You can set the index logging level for a single table by using the Log Index build option of the CREATE TABLE or ALTER TABLE statement. The LOG INDEX build option has three optional parameters:

    • NULL: This is the default value, and when this parameter is used, the index logging level of the table is determined by the value of the database configuration parameter logindexbuild.
    • On: Using this parameter, the value of the database configuration parameter logindexbuild will be ignored, and DB2 will record a detailed log of all index maintenance on this table.
    • OFF: When using this parameter, the value of the database configuration parameter logindexbuild will be ignored, DB2 will not log the index maintenance on this table.

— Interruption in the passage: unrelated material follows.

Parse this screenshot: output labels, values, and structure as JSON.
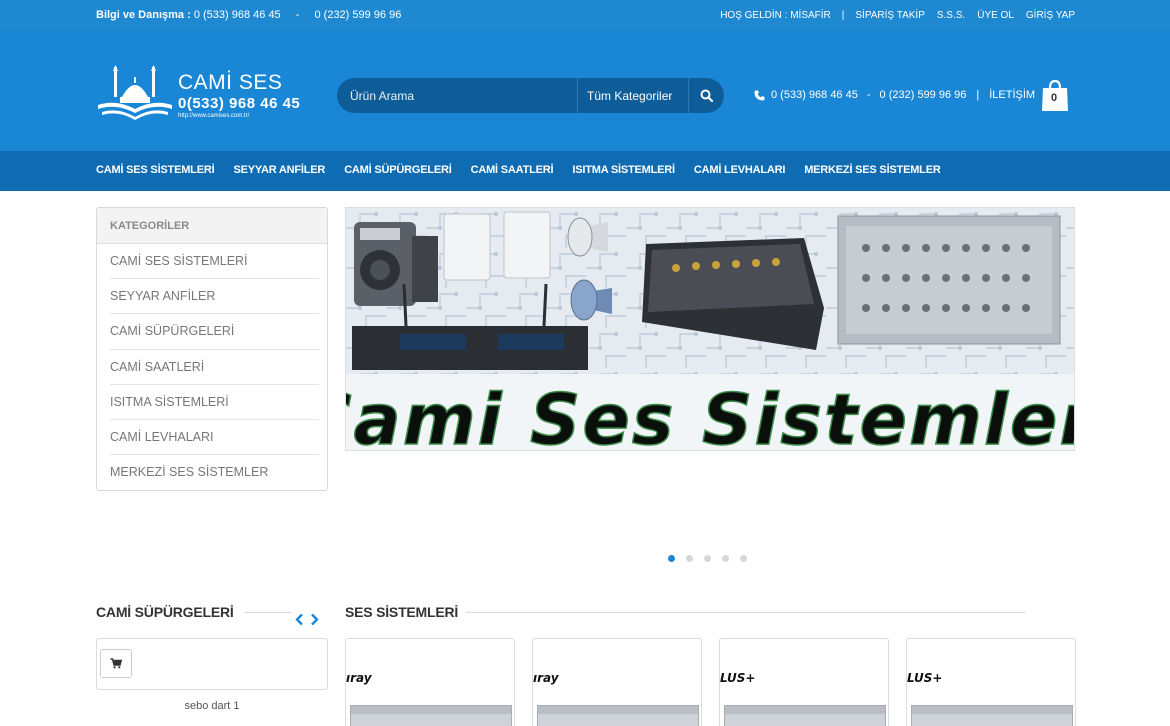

If the table option Log index build is set to OFF, or the log index build is set to NULL but the database configuration parameter logindexbuild is set to off,db2 the index maintenance log for these tables will not be logged, the standby database will not be able to replay index maintenance operations , causing these indexes to become invalid on the standby database. When the primary database fails and the standby database switches to the new primary database, these invalid indexes must be rebuilt before they can be used. DB2 uses the database configuration parameter Indexrec to specify when to check for and rebuild invalid indexes. The INDEXREC parameter has three optional values:

    • RESTART:DB2 will check and rebuild the invalid index when explicitly or implicitly restarting the database (RESTART).
    • ACCESS:DB2 will be rebuilt when the invalid index is accessed for the first time.
    • SYSTEM: Use the Database Manager to configure the value of the Indexrec parameter (DB Manager configuration).

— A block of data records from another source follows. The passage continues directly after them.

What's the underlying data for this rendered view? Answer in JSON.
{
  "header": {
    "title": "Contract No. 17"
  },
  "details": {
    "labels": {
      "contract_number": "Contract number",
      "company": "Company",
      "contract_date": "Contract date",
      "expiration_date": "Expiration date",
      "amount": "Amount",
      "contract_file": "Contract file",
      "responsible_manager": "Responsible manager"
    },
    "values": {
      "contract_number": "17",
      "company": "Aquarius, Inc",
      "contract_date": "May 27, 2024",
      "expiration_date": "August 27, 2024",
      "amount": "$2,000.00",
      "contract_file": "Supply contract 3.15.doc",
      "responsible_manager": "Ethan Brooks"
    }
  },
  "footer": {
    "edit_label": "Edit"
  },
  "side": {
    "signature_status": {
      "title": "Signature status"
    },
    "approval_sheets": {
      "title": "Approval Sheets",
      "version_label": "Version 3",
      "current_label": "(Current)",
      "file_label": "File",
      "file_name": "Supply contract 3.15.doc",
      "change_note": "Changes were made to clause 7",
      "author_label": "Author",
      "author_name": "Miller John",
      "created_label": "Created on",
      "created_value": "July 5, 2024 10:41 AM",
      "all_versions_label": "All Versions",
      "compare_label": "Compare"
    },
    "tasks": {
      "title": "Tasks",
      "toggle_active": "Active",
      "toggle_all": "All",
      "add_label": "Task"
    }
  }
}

In the above configuration instance, we set the value of Indexrec to restart, and the standby database checks and re-constructs all invalid indexes when it takes over as the new primary database.

Restrictions on the use of DB2 Hadr

    • Only DB2 UDB Enterprise Server Edition (ESE) supports HADR, but Hadr does not support partitioned databases (database partitioning FEATURE,DPF).
    • The primary and standby databases must be running on the same operating system version, and the version of DB2 UDB must be the same, unless the software upgrade process is short-lived.
    • The bit size of the primary and standby databases must be the same (32-bit or 64-bit).
    • Backup operation cannot be performed on the standby database
    • The standby database cannot be accessed and the client program cannot connect to the standby database.
    • The day-to-archive operation can only be performed on the primary database.
    • The load command with the Copy no option is not supported
    • The primary and standby databases must be one-to-one.
    • HADR cannot use circular logs
    • HADR does not replicate database configuration parameters, shared libraries, DLLs, UDFs, or stored procedures

Conclusion

You can also use specialized HA software to achieve high availability and disaster recovery, but these HA software is generally expensive, and DB2 Hadr is included in DB2 ESE, no additional cost, and DB2 HADR configuration and management is simple, and the function is very good, So I always like to recommend it to customers.